Certains pays vont beaucoup plus loin. L’Australie a adopté en 2024 l’une des lois les plus strictes au monde, interdisant l’accès aux réseaux sociaux aux moins de 16 ans, avec des amendes pouvant atteindre 49,5 millions de dollars australiens pour les plateformes en infraction. Malgré cela, une étude publiée en 2026 montre qu’environ 1 adolescent sur 5 continue d’utiliser TikTok ou Snapchat, preuve des limites de ces mesures.

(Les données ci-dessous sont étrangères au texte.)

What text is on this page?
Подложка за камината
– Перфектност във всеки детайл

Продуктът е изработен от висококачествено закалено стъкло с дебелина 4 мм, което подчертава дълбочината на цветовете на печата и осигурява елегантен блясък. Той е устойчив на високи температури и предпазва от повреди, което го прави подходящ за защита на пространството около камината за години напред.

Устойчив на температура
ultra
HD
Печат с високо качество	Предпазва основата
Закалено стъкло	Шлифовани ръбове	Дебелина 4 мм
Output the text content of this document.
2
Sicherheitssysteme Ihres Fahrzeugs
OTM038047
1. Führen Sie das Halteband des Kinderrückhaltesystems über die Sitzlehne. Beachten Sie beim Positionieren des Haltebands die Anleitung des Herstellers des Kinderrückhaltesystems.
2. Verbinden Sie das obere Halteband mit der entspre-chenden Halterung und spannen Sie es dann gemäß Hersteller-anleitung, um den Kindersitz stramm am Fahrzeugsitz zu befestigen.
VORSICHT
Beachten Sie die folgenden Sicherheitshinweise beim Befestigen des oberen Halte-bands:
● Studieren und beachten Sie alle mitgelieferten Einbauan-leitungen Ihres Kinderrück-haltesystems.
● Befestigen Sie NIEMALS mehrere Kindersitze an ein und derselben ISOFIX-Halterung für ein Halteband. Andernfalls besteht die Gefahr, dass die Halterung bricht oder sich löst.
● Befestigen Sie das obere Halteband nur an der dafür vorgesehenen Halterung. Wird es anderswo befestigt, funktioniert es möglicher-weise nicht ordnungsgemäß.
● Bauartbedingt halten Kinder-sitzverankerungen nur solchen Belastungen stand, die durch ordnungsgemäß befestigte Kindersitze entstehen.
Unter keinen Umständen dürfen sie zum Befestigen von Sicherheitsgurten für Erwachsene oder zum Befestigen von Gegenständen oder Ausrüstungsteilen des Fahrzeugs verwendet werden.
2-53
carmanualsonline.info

Même en Chine, où le numérique est très développé, les autorités ont imposé des restrictions drastiques sur le temps d’écran des mineurs, notamment sur certaines plateformes.
Dans d’autres régions, la pression s’accentue également. En Malaisie, les autorités exigent des systèmes de vérification d’âge plus stricts, sous peine de sanctions. Au Brésil, des poursuites judiciaires ont été engagées contre des géants du numérique pour leur incapacité à protéger les mineurs.
Ce durcissement législatif traduit une prise de conscience globale : les enfants ne sont plus de simples spectateurs du numérique, mais des acteurs exposés à des dynamiques complexes – algorithmes, pression sociale, contenus viraux – qui dépassent leur capacité de discernement. Pourtant, malgré les lois, les interdictions et les sanctions, l’accès reste largement ouvert, contourné ou toléré.